7月8日(金) [矛盾について(その339)]

 いくつかの信仰が並立しているとき、それぞれの信仰を持つ自由は認められても、実際問題としてはそこにかなりシビアな軋轢が生まれます。どうしてかと言いますと、信仰の自由は布教の自由を含むからです。前に検討しましたように、自分がある教えを信じることは、それを周りに広めることと切り離すことはできません。
 それは先回、信仰を内と外に分けることはできないと言ったのとつながっていて、内に秘められた信仰という点だけを見ますと、それぞれの信仰が平和に共存することができそうですが、信仰はおのずから外に形として現れ、それが周りに対する勧誘という意味合いを持ってくるのです。かくして複数の信仰は対立せざるをえなくなります。

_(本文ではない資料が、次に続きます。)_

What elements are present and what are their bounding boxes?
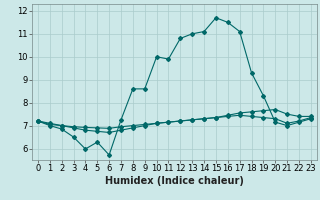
X-axis label: Humidex (Indice chaleur): Humidex (Indice chaleur) (105, 176, 244, 186)
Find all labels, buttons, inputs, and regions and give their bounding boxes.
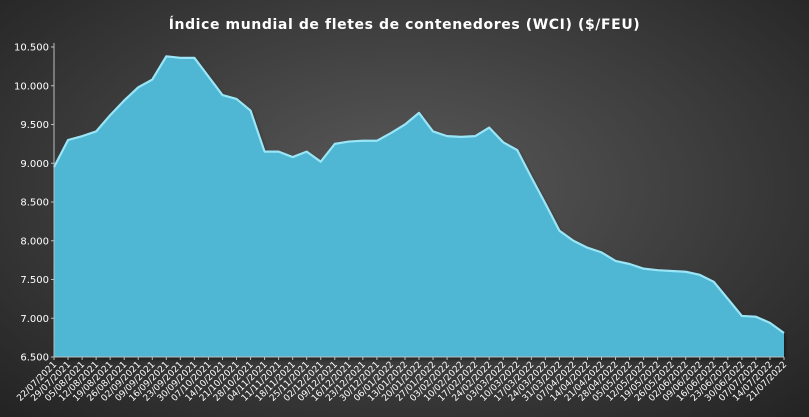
y-tick-label: 9.500 <box>20 120 49 131</box>
x-axis-ticks: 22/07/202129/07/202105/08/202112/08/2021… <box>15 357 789 404</box>
y-tick-label: 10.500 <box>14 43 49 54</box>
y-tick-label: 7.500 <box>20 275 49 286</box>
y-tick-label: 9.000 <box>20 159 49 170</box>
chart-title: Índice mundial de fletes de contenedores… <box>168 17 641 33</box>
y-axis-ticks: 6.500 7.000 7.500 8.000 8.500 9.000 9.500 10.00… <box>14 43 54 364</box>
y-tick-label: 6.500 <box>20 353 49 364</box>
area-fill <box>54 56 784 358</box>
y-tick-label: 8.500 <box>20 198 49 209</box>
area-series <box>53 55 785 358</box>
area-edge-line <box>53 55 785 334</box>
y-tick-label: 8.000 <box>20 236 49 247</box>
y-tick-label: 10.000 <box>14 81 49 92</box>
y-tick-label: 7.000 <box>20 314 49 325</box>
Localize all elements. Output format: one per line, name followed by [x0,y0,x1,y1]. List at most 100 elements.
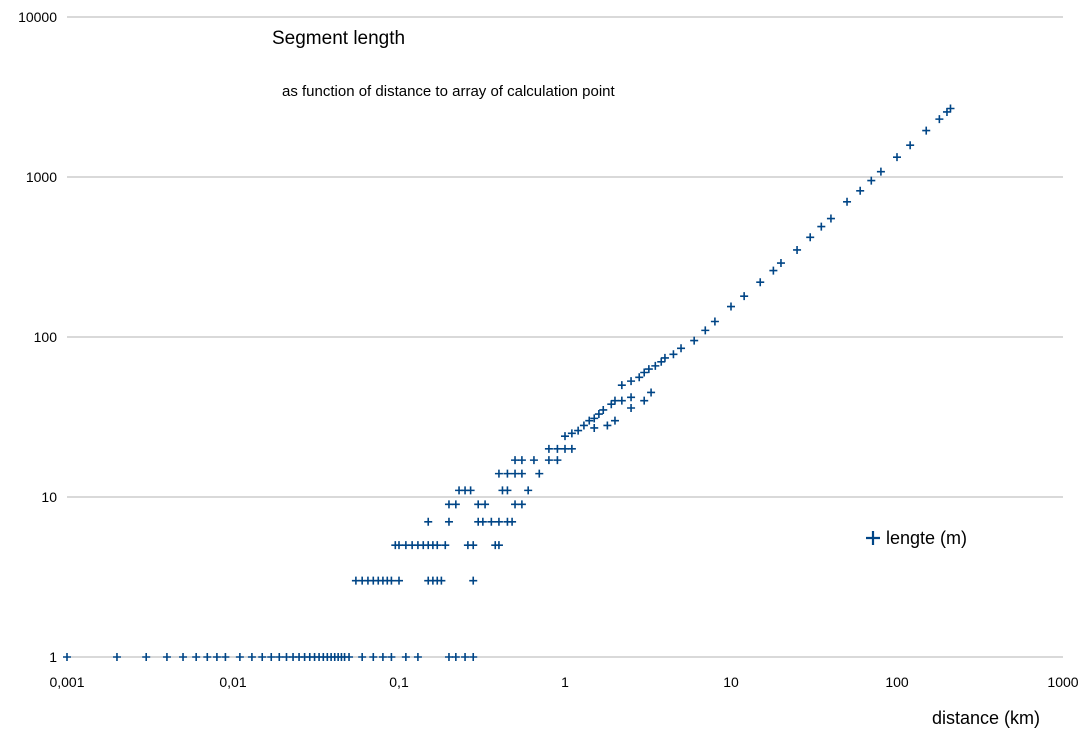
data-point [567,429,576,438]
x-axis-title: distance (km) [932,708,1040,728]
data-point [946,104,955,113]
data-point [444,517,453,526]
data-point [469,576,478,585]
y-tick-label: 1000 [26,169,57,185]
data-point [867,176,876,185]
data-point [162,653,171,661]
data-points [63,104,955,661]
data-point [793,245,802,254]
data-point [727,302,735,311]
data-point [610,416,619,425]
data-point [395,541,403,550]
data-point [627,393,636,402]
chart-subtitle: as function of distance to array of calc… [282,83,616,100]
y-tick-labels: 1 10 100 1000 10000 [18,9,57,665]
data-point [651,361,660,370]
data-point [922,126,931,135]
data-point [590,414,599,423]
data-point [508,517,517,526]
data-point [487,517,496,526]
data-point [461,653,470,661]
data-point [511,456,520,465]
data-point [806,233,815,242]
data-point [590,423,599,432]
data-point [603,421,612,430]
data-point [893,153,901,162]
data-point [517,456,526,465]
data-point [594,410,603,419]
data-point [876,167,885,176]
data-point [387,653,396,661]
data-point [627,377,636,386]
x-tick-label: 100 [885,674,909,690]
data-point [469,541,478,550]
data-point [776,259,785,268]
data-point [579,421,588,430]
data-point [258,653,267,661]
data-point [142,653,151,661]
data-point [63,653,71,661]
data-point [710,317,719,326]
data-point [433,541,442,550]
data-point [826,214,835,223]
y-tick-label: 10 [41,489,57,505]
data-point [517,500,526,509]
data-point [401,653,410,661]
data-point [451,500,460,509]
y-tick-label: 100 [34,329,58,345]
data-point [441,541,450,550]
data-point [437,576,446,585]
data-point [503,469,512,478]
grid-lines [67,16,1063,658]
data-point [192,653,201,661]
data-point [561,444,569,453]
data-point [640,396,649,405]
data-point [424,517,433,526]
data-point [535,469,544,478]
data-point [466,486,475,495]
x-tick-label: 1000 [1047,674,1078,690]
data-point [647,388,656,397]
data-point [369,653,378,661]
data-point [275,653,284,661]
x-tick-label: 0,001 [49,674,84,690]
data-point [529,456,538,465]
data-point [247,653,256,661]
data-point [553,456,562,465]
data-point [413,653,422,661]
data-point [212,653,221,661]
data-point [544,444,553,453]
y-tick-label: 10000 [18,9,57,25]
data-point [690,336,699,345]
data-point [203,653,212,661]
data-point [494,469,503,478]
data-point [494,517,503,526]
data-point [617,396,626,405]
data-point [221,653,230,661]
data-point [511,500,520,509]
data-point [503,486,512,495]
data-point [387,576,396,585]
legend-marker-plus [866,531,880,545]
data-point [469,653,478,661]
data-point [474,500,483,509]
data-point [640,368,649,377]
y-tick-label: 1 [49,649,57,665]
chart-title: Segment length [272,28,405,49]
data-point [561,432,569,441]
data-point [395,576,403,585]
data-point [635,373,644,382]
data-point [179,653,188,661]
data-point [444,500,453,509]
data-point [610,396,619,405]
data-point [856,186,865,195]
data-point [935,115,944,124]
data-point [769,266,778,275]
data-point [267,653,276,661]
data-point [112,653,121,661]
data-point [756,278,765,287]
data-point [235,653,244,661]
legend: lengte (m) [866,528,967,548]
data-point [494,541,503,550]
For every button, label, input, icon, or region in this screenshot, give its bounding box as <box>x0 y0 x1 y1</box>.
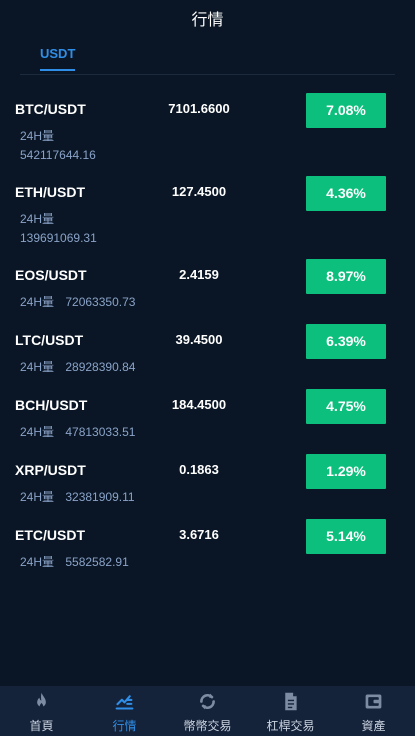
volume-label: 24H量 <box>20 425 55 439</box>
volume-24h: 24H量 542117644.16 <box>20 127 96 162</box>
exchange-icon <box>200 693 215 710</box>
nav-item-spot-trading[interactable]: 幣幣交易 <box>166 686 249 736</box>
bottom-nav: 首頁 行情 幣幣交易 杠桿交易 <box>0 686 415 736</box>
flame-icon <box>37 692 46 708</box>
nav-item-market[interactable]: 行情 <box>83 686 166 736</box>
volume-value: 5582582.91 <box>65 555 129 569</box>
nav-label: 杠桿交易 <box>266 719 315 733</box>
volume-value: 139691069.31 <box>20 231 97 245</box>
document-icon <box>285 692 297 711</box>
market-tabs: USDT <box>20 40 395 75</box>
change-badge[interactable]: 8.97% <box>306 259 386 294</box>
market-chart-icon <box>115 695 134 710</box>
volume-24h: 24H量 32381909.11 <box>20 488 135 505</box>
last-price: 127.4500 <box>171 184 227 199</box>
change-badge[interactable]: 4.75% <box>306 389 386 424</box>
change-badge[interactable]: 7.08% <box>306 93 386 128</box>
pair-name: BCH/USDT <box>15 397 88 413</box>
volume-value: 72063350.73 <box>65 295 136 309</box>
pair-name: ETC/USDT <box>15 527 85 543</box>
nav-label: 幣幣交易 <box>183 719 232 733</box>
wallet-icon <box>365 694 382 709</box>
change-badge[interactable]: 1.29% <box>306 454 386 489</box>
nav-label: 首頁 <box>29 719 54 733</box>
last-price: 0.1863 <box>179 462 219 477</box>
volume-label: 24H量 <box>20 490 55 504</box>
nav-item-assets[interactable]: 資產 <box>332 686 415 736</box>
nav-item-home[interactable]: 首頁 <box>0 686 83 736</box>
volume-label: 24H量 <box>20 212 55 226</box>
volume-24h: 24H量 28928390.84 <box>20 358 135 375</box>
change-badge[interactable]: 5.14% <box>306 519 386 554</box>
volume-label: 24H量 <box>20 295 55 309</box>
last-price: 2.4159 <box>179 267 219 282</box>
volume-24h: 24H量 139691069.31 <box>20 210 97 245</box>
last-price: 39.4500 <box>175 332 223 347</box>
pair-name: EOS/USDT <box>15 267 87 283</box>
volume-value: 542117644.16 <box>20 148 96 162</box>
volume-value: 32381909.11 <box>65 490 135 504</box>
nav-label: 行情 <box>112 719 137 733</box>
volume-value: 28928390.84 <box>65 360 136 374</box>
change-badge[interactable]: 4.36% <box>306 176 386 211</box>
pair-name: XRP/USDT <box>15 462 86 478</box>
last-price: 184.4500 <box>171 397 227 412</box>
volume-value: 47813033.51 <box>65 425 136 439</box>
volume-24h: 24H量 5582582.91 <box>20 553 129 570</box>
last-price: 3.6716 <box>179 527 219 542</box>
tab-usdt[interactable]: USDT <box>40 46 76 71</box>
pair-name: LTC/USDT <box>15 332 84 348</box>
volume-24h: 24H量 72063350.73 <box>20 293 135 310</box>
nav-item-margin-trading[interactable]: 杠桿交易 <box>249 686 332 736</box>
pair-name: BTC/USDT <box>15 101 86 117</box>
volume-label: 24H量 <box>20 555 55 569</box>
change-badge[interactable]: 6.39% <box>306 324 386 359</box>
pair-name: ETH/USDT <box>15 184 85 200</box>
volume-label: 24H量 <box>20 360 55 374</box>
volume-24h: 24H量 47813033.51 <box>20 423 135 440</box>
page-title: 行情 <box>191 10 224 29</box>
last-price: 7101.6600 <box>168 101 230 116</box>
volume-label: 24H量 <box>20 129 55 143</box>
nav-label: 資產 <box>361 719 386 733</box>
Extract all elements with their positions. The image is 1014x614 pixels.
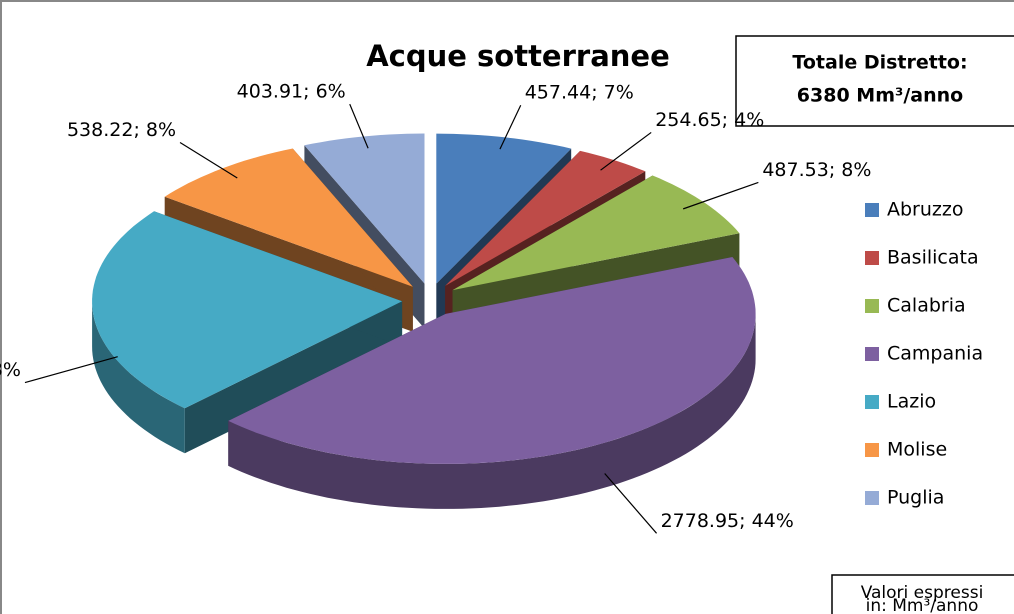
legend-label: Lazio: [887, 391, 936, 413]
chart-title: Acque sotterranee: [366, 39, 670, 73]
slice-side: [184, 301, 403, 454]
data-label: 538.22; 8%: [67, 119, 176, 141]
units-text: Valori espressi: [861, 583, 984, 603]
legend-swatch: [865, 347, 879, 361]
pie-slice: [92, 211, 403, 454]
legend-swatch: [865, 299, 879, 313]
legend-label: Campania: [887, 343, 983, 365]
legend-swatch: [865, 395, 879, 409]
legend-label: Basilicata: [887, 247, 979, 269]
slice-top: [164, 148, 413, 287]
slice-wall: [228, 313, 756, 509]
legend-label: Puglia: [887, 487, 944, 509]
leader-line: [604, 473, 658, 534]
legend-swatch: [865, 203, 879, 217]
legend-label: Molise: [887, 439, 947, 461]
data-label: 403.91; 6%: [237, 81, 346, 103]
total-value: 6380 Mm³/anno: [797, 85, 963, 107]
pie-slice: [228, 257, 756, 509]
slice-top: [92, 211, 403, 409]
units-box: [831, 574, 1014, 614]
legend-swatch: [865, 443, 879, 457]
slice-top: [228, 257, 756, 464]
slice-top: [436, 133, 572, 284]
units-text: in: Mm³/anno: [866, 596, 979, 614]
leader-line: [179, 141, 238, 179]
data-label: 487.53; 8%: [762, 159, 871, 181]
leader-line: [600, 131, 652, 171]
legend-label: Calabria: [887, 295, 966, 317]
leader-line: [24, 356, 118, 384]
total-title: Totale Distretto:: [792, 52, 967, 74]
total-box: [735, 35, 1014, 127]
data-label: 254.65; 4%: [655, 109, 764, 131]
data-label: 457.44; 7%: [525, 82, 634, 104]
legend-swatch: [865, 491, 879, 505]
legend-swatch: [865, 251, 879, 265]
leader-line: [349, 103, 369, 149]
leader-line: [682, 181, 759, 210]
slice-top: [304, 133, 425, 284]
leader-line: [499, 104, 522, 150]
data-label: 2778.95; 44%: [661, 510, 794, 532]
legend-label: Abruzzo: [887, 199, 963, 221]
slice-top: [445, 150, 646, 286]
data-label: 1459.16; 23%: [0, 359, 21, 381]
slice-top: [452, 175, 740, 291]
slice-wall: [92, 301, 185, 454]
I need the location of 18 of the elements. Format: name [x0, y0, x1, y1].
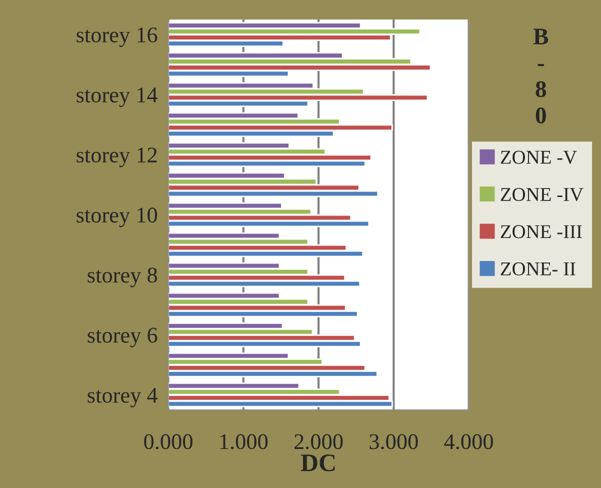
text: B-80	[533, 28, 548, 124]
x-tick-label: 2.000	[294, 434, 343, 450]
legend-label: ZONE- II	[500, 262, 576, 276]
y-tick-label: storey 4	[88, 388, 158, 408]
legend-label: ZONE -V	[500, 150, 577, 164]
y-tick-label: storey 6	[88, 328, 158, 348]
y-tick-label: storey 16	[76, 28, 158, 48]
legend-label: ZONE -IV	[500, 188, 584, 202]
legend-label: ZONE -III	[500, 225, 582, 238]
y-tick-label: storey 10	[76, 208, 158, 228]
x-tick-label: 4.000	[444, 434, 493, 450]
x-tick-label: 3.000	[370, 434, 418, 450]
x-tick-label: 0.000	[144, 434, 192, 450]
x-tick-label: 1.000	[220, 434, 268, 450]
y-tick-label: storey 14	[76, 88, 158, 108]
y-tick-label: storey 8	[88, 268, 158, 288]
x-axis-title: DC	[300, 454, 335, 472]
y-tick-label: storey 12	[76, 148, 157, 168]
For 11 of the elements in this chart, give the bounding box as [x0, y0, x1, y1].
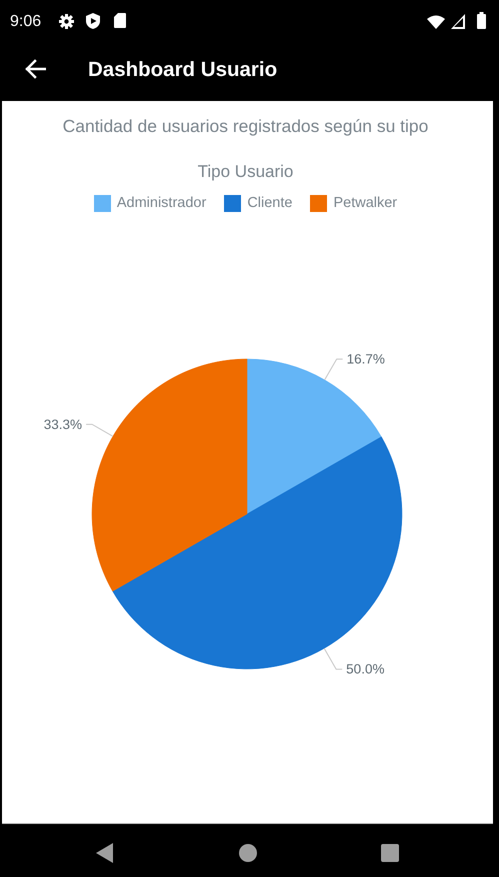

 いま信仰の対立を考えていますが、言うまでもなく世の中には学説の対立もありますし、政治的立場の対立もあります。ぼくらの言説には「事実の記述」と「意思の表明」と「感情の表出」の三種類がありました。もう一度そこに立ちかえることによって、信仰の対立のありようを探っていきたいと思います。
 まず「事実の記述」を巡る対立ですが、学説の対立はこれに当り、これは「知る」ことに関わります。典型的な学説の対立として邪馬台国論争がありますが、このような学術上の対立については学問の自由が認められ、どのような学説であれ、それを研究し発表する権利があります。ある学説を公にすることが誰かの利益を害するとしても、それに学術上の価値があれば堂々と発表することができるのです。「知る」ことは、そうした利害や好悪に左右されることなく、オープンに議論されることによって進展するとみんなが考えているということです。